Lydia Steier raconte son histoire au moyen d’une direction d’acteurs rigoureuse qui fait évoluer les personnages dans un beau décor (Katharina Schlipf) représentant une maison bourgeoise des années 1900. Il s’agit d’une structure à double révolution – le centre tournant sur lui-même est ceint d’une bordure se mouvant aussi – qui démultiplie les espaces, passant d’un classique étagement entre un « upstairs » bourgeois et un « downstairs » réservé à la domesticité, à un espace déstructuré où escaliers et portes ne mènent nulle part. Les évocations les plus fantaisistes, liées à Papagena, prennent la forme d’apparitions colorées, comme si des personnages étaient descendus des affiches adornant les murs de la chambre des enfants.

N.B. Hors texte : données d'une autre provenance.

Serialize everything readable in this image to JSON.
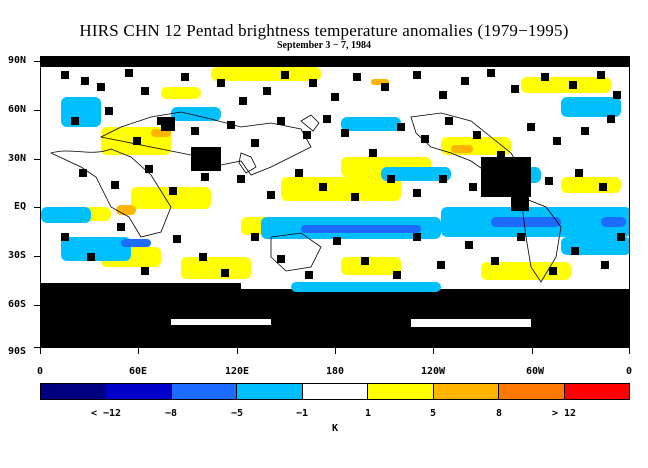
{
  "title": "HIRS CHN 12 Pentad brightness temperature anomalies (1979−1995)",
  "subtitle": "September 3 − 7, 1984",
  "y_axis_labels": [
    "90N",
    "60N",
    "30N",
    "EQ",
    "30S",
    "60S",
    "90S"
  ],
  "x_axis_labels": [
    "0",
    "60E",
    "120E",
    "180",
    "120W",
    "60W",
    "0"
  ],
  "colorbar": {
    "colors": [
      "#000080",
      "#0000cd",
      "#1e6cff",
      "#00bfff",
      "#ffffff",
      "#ffff00",
      "#ffb400",
      "#ff7800",
      "#ff0000"
    ],
    "labels": [
      "< −12",
      "−8",
      "−5",
      "−1",
      "1",
      "5",
      "8",
      "> 12"
    ],
    "units": "K"
  },
  "map_colors": {
    "missing": "#000000",
    "cool": "#00bfff",
    "cold": "#1e6cff",
    "warm": "#ffff00",
    "hot": "#ffb400",
    "coast": "#000000"
  }
}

Hélas, le plateau vocal n’est pas au rendez-vous de cette convaincante et stimulante proposition. Mauro Peter, annoncé souffrant, est un Tamino élégant mais privé de ses moyens. La Reine de la Nuit de Brenda Rae manque de hargne et le rôle lui pose quelques difficultés, le Sarastro de Tareq Nazmi écrase ses graves et surjoue vocalement la méchanceté proposée par la mise en scène (pourquoi vociférer le deuxième couplet de « In diesen heil’gen Hallen » ?), le Papageno de Michael Nagl, certes sonore, se dispense du relief de la ligne vocale faite de gourmandise et de tendresse. Seule Regula Mühlemann se distingue en Pamina, belle voix ample et homogène, elle déploie de son timbre charnu une ligne de belle école. Fort sollicités, les trois garçons, Stanislas Koromyslov, Yvo Otelli et Raphael Andreas Chiang, s’acquittent fort bien de leur partie vocale et font preuve d’une belle maturité dans le jeu scénique. Enfin, pour autant qu’on puisse en juger, la prestation de Roland Koch en grand-père contribue largement à la réussite du propos de Lydia Steier.
Joana Mallwitz est au diapason de la mise en scène : toutes les ressources du théâtre sont exploitées, pour le plus grand bonheur d’un Orchestre philharmonique de Vienne à l’aise avec cette fougue, au risque de quelques approximations et de négliger un peu la tendresse et la sensibilité de la partition.